There are easier ways to invest than buying a chicken 😉


Here are 5 types of assets you can try, ordered from easiest to hardest in terms of level of difficulty to getting started (in my opinion!).


PAPER ASSETS


Think: the stock market where you can buy 'shares' of companies (in other words, you buy a piece of those companies, becoming a part owner).


So, if the value of the company goes up, so does the value of your share(s).


There's typically a low cost of entry, and these assets are the easiest to get into and out of.


COMMODITIES


Think: physical goods like precious metals (gold, silver) and food (grain, coffee).


You can invest in commodities by purchasing the physical goods themselves (like buying gold coins/jewelry, or coffee) to resell later for more than what you paid, or investing in commodity-related companies in the stock market.


This is a bit harder to get into than paper assets because, if you're buying physical goods, it requires you to physically get them, store them, and when it's time to sell, list them for sale and ship or deliver them to the buyer.


BUSINESS


Think: starting your own gig!


It's not as scary as it sounds and, depending on the business type, you may not need much (or any) money to start.


Remember, it doesn't necessarily have to be a full-time thing if you don't want it to be; you can keep your primary job and run your small business on the side.
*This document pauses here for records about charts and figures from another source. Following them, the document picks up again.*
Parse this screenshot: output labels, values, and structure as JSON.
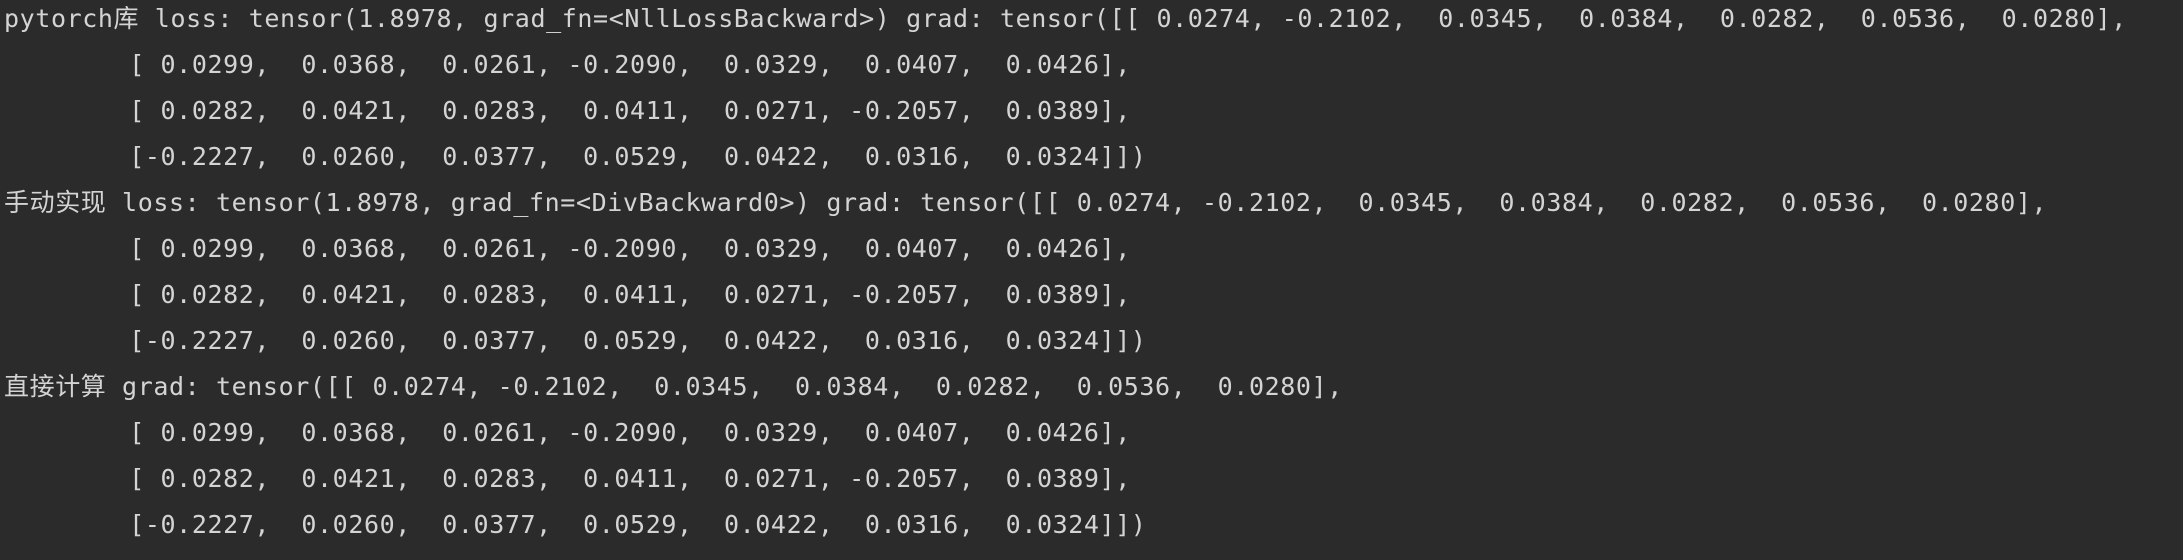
{
  "console": {
    "lines": [
      "pytorch库 loss: tensor(1.8978, grad_fn=<NllLossBackward>) grad: tensor([[ 0.0274, -0.2102,  0.0345,  0.0384,  0.0282,  0.0536,  0.0280],",
      "        [ 0.0299,  0.0368,  0.0261, -0.2090,  0.0329,  0.0407,  0.0426],",
      "        [ 0.0282,  0.0421,  0.0283,  0.0411,  0.0271, -0.2057,  0.0389],",
      "        [-0.2227,  0.0260,  0.0377,  0.0529,  0.0422,  0.0316,  0.0324]])",
      "手动实现 loss: tensor(1.8978, grad_fn=<DivBackward0>) grad: tensor([[ 0.0274, -0.2102,  0.0345,  0.0384,  0.0282,  0.0536,  0.0280],",
      "        [ 0.0299,  0.0368,  0.0261, -0.2090,  0.0329,  0.0407,  0.0426],",
      "        [ 0.0282,  0.0421,  0.0283,  0.0411,  0.0271, -0.2057,  0.0389],",
      "        [-0.2227,  0.0260,  0.0377,  0.0529,  0.0422,  0.0316,  0.0324]])",
      "直接计算 grad: tensor([[ 0.0274, -0.2102,  0.0345,  0.0384,  0.0282,  0.0536,  0.0280],",
      "        [ 0.0299,  0.0368,  0.0261, -0.2090,  0.0329,  0.0407,  0.0426],",
      "        [ 0.0282,  0.0421,  0.0283,  0.0411,  0.0271, -0.2057,  0.0389],",
      "        [-0.2227,  0.0260,  0.0377,  0.0529,  0.0422,  0.0316,  0.0324]])"
    ]
  },
  "colors": {
    "background": "#2b2b2b",
    "text": "#d4d4d4"
  }
}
It's a bit harder to get started in because it takes more thought, time, and strategizing, but a business is indeed an asset because the goal (in addition to doing something you love) is to put money into your pocket.


REAL ESTATE


Think: buy a house, a second house, a duplex, etc.


Higher cost of entry, but if you can afford it, real estate can be great for:

  • Cash flow (if you rent out the property for more than your mortgage payment, you'll have additional cash each month), and

  • Capital gains (one-time lump sum profit when you sell. BONUS: at the time of writing this, if you live in the house for 2 of the last 5 years, you don't have to pay capital gains tax [this is true for US residents, not familiar with laws in other countries])


CRYPTOCURRENCY


Think: Bitcoin, Ethereum, and others.


I'm a believer in crypto. I believe it's the future, and there is potential for big growth, but be prepared; the learning curve is steep, it's volatile, and if you don't prioritize security, there's a high risk for theft.


You don't need much money to start since you can buy fractions of crypto. For example, you don't have to buy 1 Bitcoin, you can buy 1/10th of a Bitcoin... or 1/100th of it... or literally however little you want.


As always and with any investment: never invest any money you're not willing to lose.


(Don't let this scare you away... if you never invest, you'll lose out on multiple 6-figures, if not 7-figures, over your lifetime. Seriously. Just make sure you have an Emergency Fund... keep reading for more information on this.)


BEFORE YOU START


Before investing in anything, I suggest having your Emergency Fund completely funded.


My definition of an Emergency Fund is 6 months of living expenses, stored somewhere safe.


(If you don't know your monthly living expenses, check out my Free Monthly Budget Calculator which will tell you exactly that.)


As long as I have my Emergency Fund, I don't worry much about what's happening with my investments because they could plummet to literally $0 and I'd have 6 months to figure out what to do next to make more money - which, for me, feels like plenty of time.


If you feel like you'd need a bit longer, then make it 9 months. If you don't feel like you'd need that much time, make it 3 months. Modify as needed until it feels right for you.


But just make sure you've got one - an Emergency Fund, that is.


And make sure it's somewhere with relatively low volatility, but with as high a yield as you can get (consider looking into a HYSA, which stands for "High Yield Savings Account").


Again, if you don't know your monthly living expenses, check out my Free Monthly Budget Calculator which will tell you exactly that.


And then all that's left to do is begin!


Don't be afraid of investing... be afraid of NOT investing.


Remember: all you have to do is know the difference between assets and liabilities - and buy assets.